Speaking of Steve Bannon’s run for selectmen and his interest in our children’s education, I think it is time to step back and consider the issue of charter schools in our area. The way that charter schools work is that some of the education money from the town and state follows the student. I am a huge charter proponent for places where the schools are so bad that the kids have no hope. There’s no guess work about this; the kids either measure up or they do not. But when you have a school system that is doing the job well, as the folks in the Southern Berkshire or Berkshire Hills districts are doing, it makes no sense to allow a few dilettantes with too much time on their hands, no matter how well-meaning they might be, to create a charter school. If they want to start a private school, fine. Good luck to them. But it makes no sense to weaken a fine school system. I am writing this now because there are murmurs that the people who were thwarted once in their attempt to develop a local charter school are going to try again this year. I will be there, as will the parents and taxpayers who said no last time. Forewarned.

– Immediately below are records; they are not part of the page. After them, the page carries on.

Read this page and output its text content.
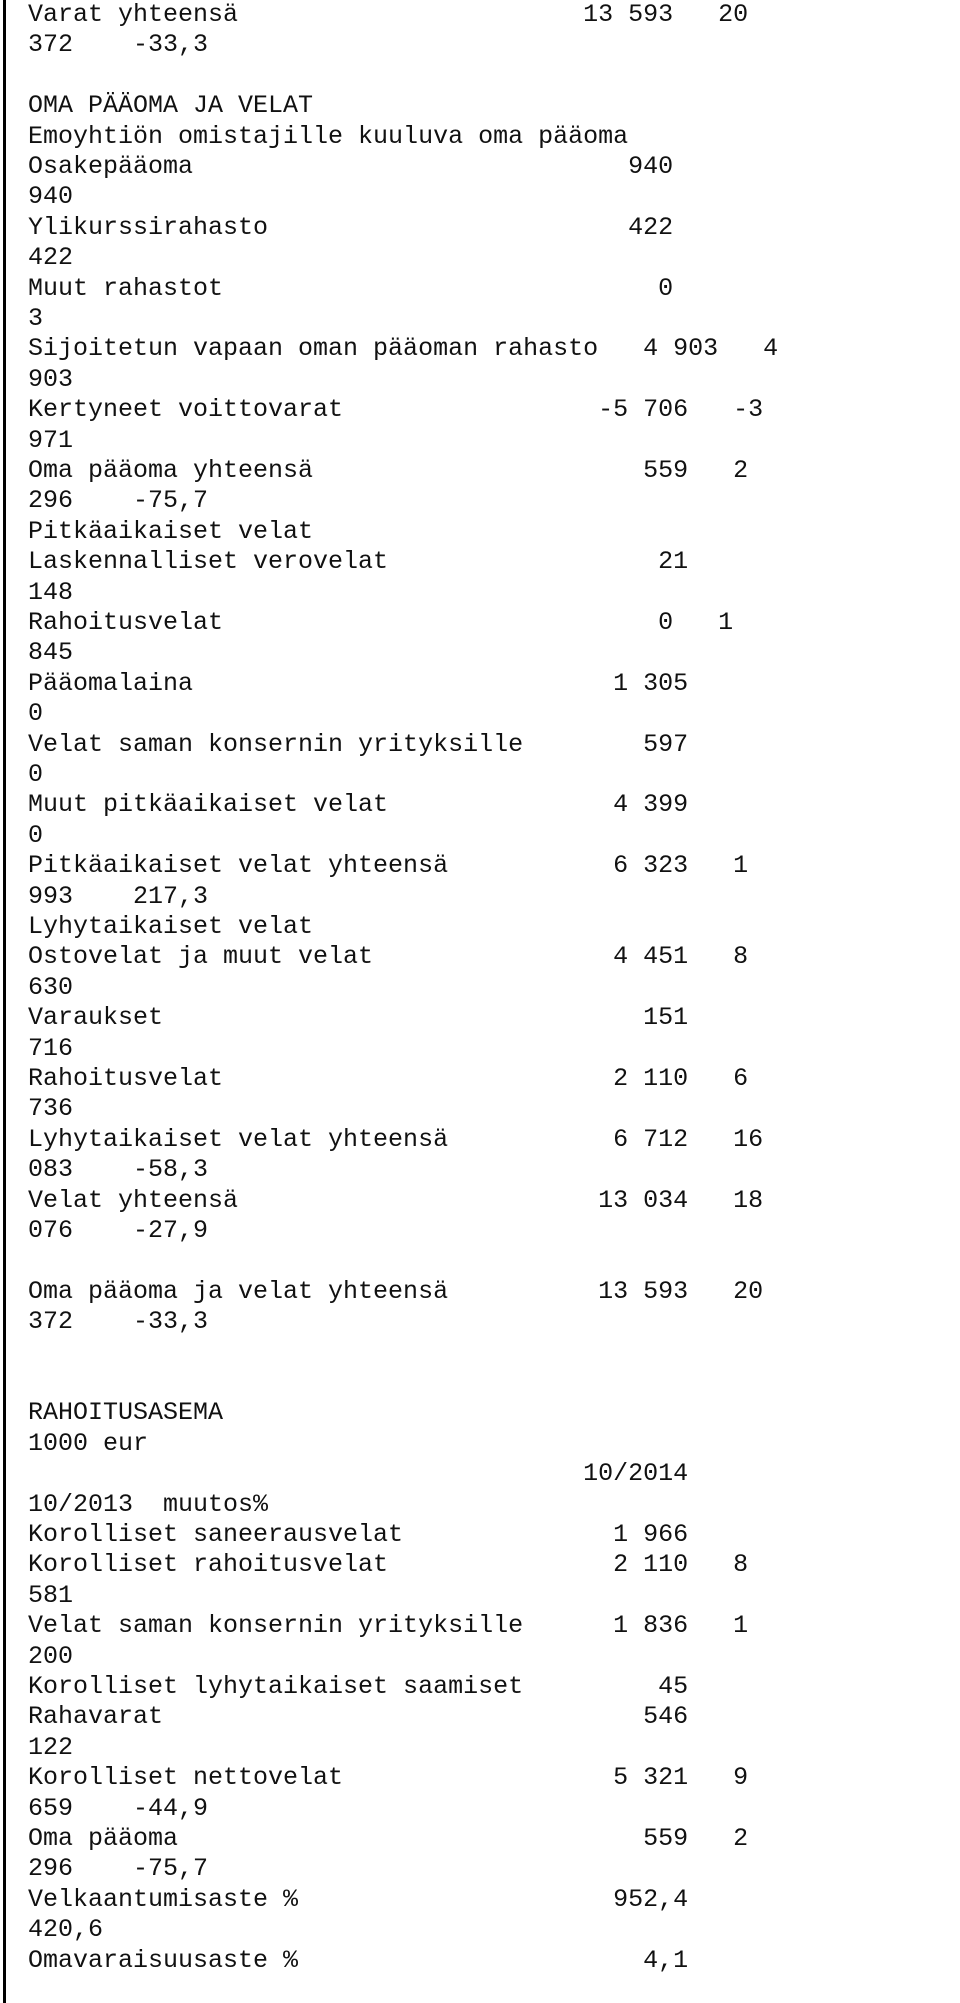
Varat yhteensä                       13 593   20
372    -33,3
OMA PÄÄOMA JA VELAT
Emoyhtiön omistajille kuuluva oma pääoma
Osakepääoma                             940
940
Ylikurssirahasto                        422
422
Muut rahastot                             0
3
Sijoitetun vapaan oman pääoman rahasto   4 903   4
903
Kertyneet voittovarat                 -5 706   -3
971
Oma pääoma yhteensä                      559   2
296    -75,7
Pitkäaikaiset velat
Laskennalliset verovelat                  21
148
Rahoitusvelat                             0   1
845
Pääomalaina                            1 305
0
Velat saman konsernin yrityksille        597
0
Muut pitkäaikaiset velat               4 399
0
Pitkäaikaiset velat yhteensä           6 323   1
993    217,3
Lyhytaikaiset velat
Ostovelat ja muut velat                4 451   8
630
Varaukset                                151
716
Rahoitusvelat                          2 110   6
736
Lyhytaikaiset velat yhteensä           6 712   16
083    -58,3
Velat yhteensä                        13 034   18
076    -27,9
Oma pääoma ja velat yhteensä          13 593   20
372    -33,3
RAHOITUSASEMA
1000 eur
10/2014
10/2013  muutos%
Korolliset saneerausvelat              1 966
Korolliset rahoitusvelat               2 110   8
581
Velat saman konsernin yrityksille      1 836   1
200
Korolliset lyhytaikaiset saamiset         45
Rahavarat                                546
122
Korolliset nettovelat                  5 321   9
659    -44,9
Oma pääoma                               559   2
296    -75,7
Velkaantumisaste %                     952,4
420,6
Omavaraisuusaste %                       4,1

A recent front page story in this newspaper announced, “Barlow land to become park.” I think that’s great. The land right off route 20 in Lee will be enjoyed by those who wish to take advantage. I love the fact that our little Lake Mansfield in Great Barrington has proven to be such a wonderful gathering place for everyone in our town. I am, however, more than a little concerned about those well-intentioned not-for-profit groups who buy up land that is not always accessible for recreational purposes. While I know my position on this will raise the hackles of these very good people, I think that when state and even private money (with tax breaks) is raised to buy up land and it is later not available for public recreational use, their good intentions are sometimes misguided. Let the people use what their taxes are paying for.
Finally, if I haven’t annoyed enough people yet this week, there is a very interesting group called Wiredwest that is trying to bring high speed internet to everyone in the Berkshires. This is very important and essential to anyone seeking an even break in commerce or in their studies. Under the new state plan, the internet would be brought to the center of each of our towns. Unfortunately, the outliers might never have a chance to ditch their dial-up modems in favor of high speed service. The big companies seem disinclined to do it because it is not cost efficient for them. This plan will be brought to the various town meetings, forty-six of them to be exact, that will become the governing board of the new Wirewest system. This sounds like a great idea that will bring business and learning to our area. Not to have high speed internet at this stage puts some folks at an incredible disadvantage. We should all support this initiative.